Kurz darauf habe dann die Angst vor ihren möglichen Taten begonnen und damit ihre Zwänge. Die beherrschten sie schließlich so sehr, dass sie irgendwann kein eigenes Leben mehr hatte. "Es war das Leben meines Zwangs geworden." Bald konnte sie nicht mehr Auto fahren, weil sie stets glaubte, jemanden überfahren zu haben.

Und überall, so schien es ihr, brannten Kerzen: Teelichter zwischen Wäschestapeln, die sie zusammengelegt hatte, Leuchter dicht neben Gardinen, angezündet von ihr selbst. "Ich habe immer gedacht, alles brennt ab, und ich bin schuld." Sie konnte die komischen Gedanken und ihre tatsächlichen Handlungen nicht mehr auseinander halten und glaubte, dass sie alles, was sie dachte, auch tat.

Jahrelang war sie der Meinung, sie sei die Einzige, die unter solchen Vorstellungen litt. Ein Monster. Eine Psychologin und ein Psychoanalytiker, bei denen sie in Behandlung war, sprachen nur von "Ängsten". Diese Ängste wurden aber trotz Therapie nicht weniger. Sechs Jahre nach dem ersten "komischen Gedanken" wurde sie schließlich nach einem Zusammenbruch in eine spezielle Klinik eingeliefert. Dort hörte sie zum ersten Mal den Begriff "Zwänge" und erfuhr, dass es viele Menschen gibt, die sie haben.

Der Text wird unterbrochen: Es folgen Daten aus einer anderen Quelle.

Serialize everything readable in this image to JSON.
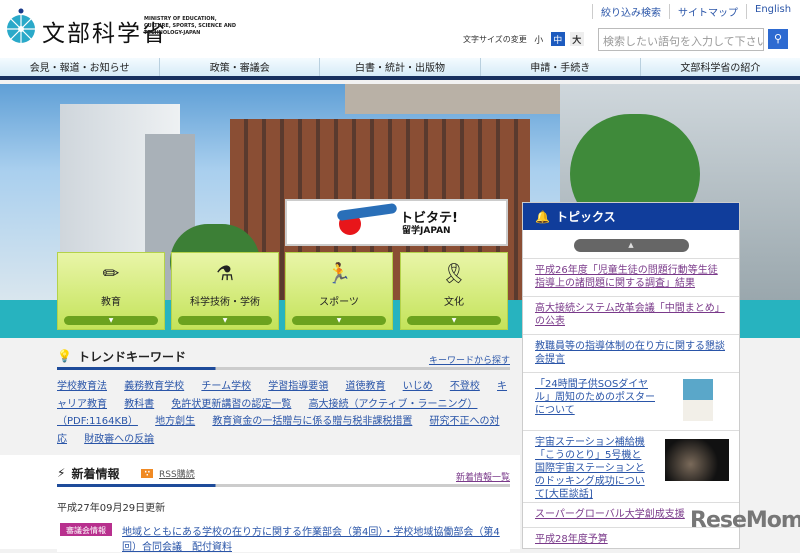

"Rund zwei Prozent der Bevölkerung leidet unter Zwangserkrankungen, aber nur jeder zehnte Patient wird adäquat behandelt", sagt Eva Kischkel, Therapeutin in der Hochschulambulanz für Psychotherapie und Psychodiagnostik des Instituts für Psychologie der Humboldt Universität in Adlershof. Kischkel forscht über Zwangsstörungen und behandelt Patienten.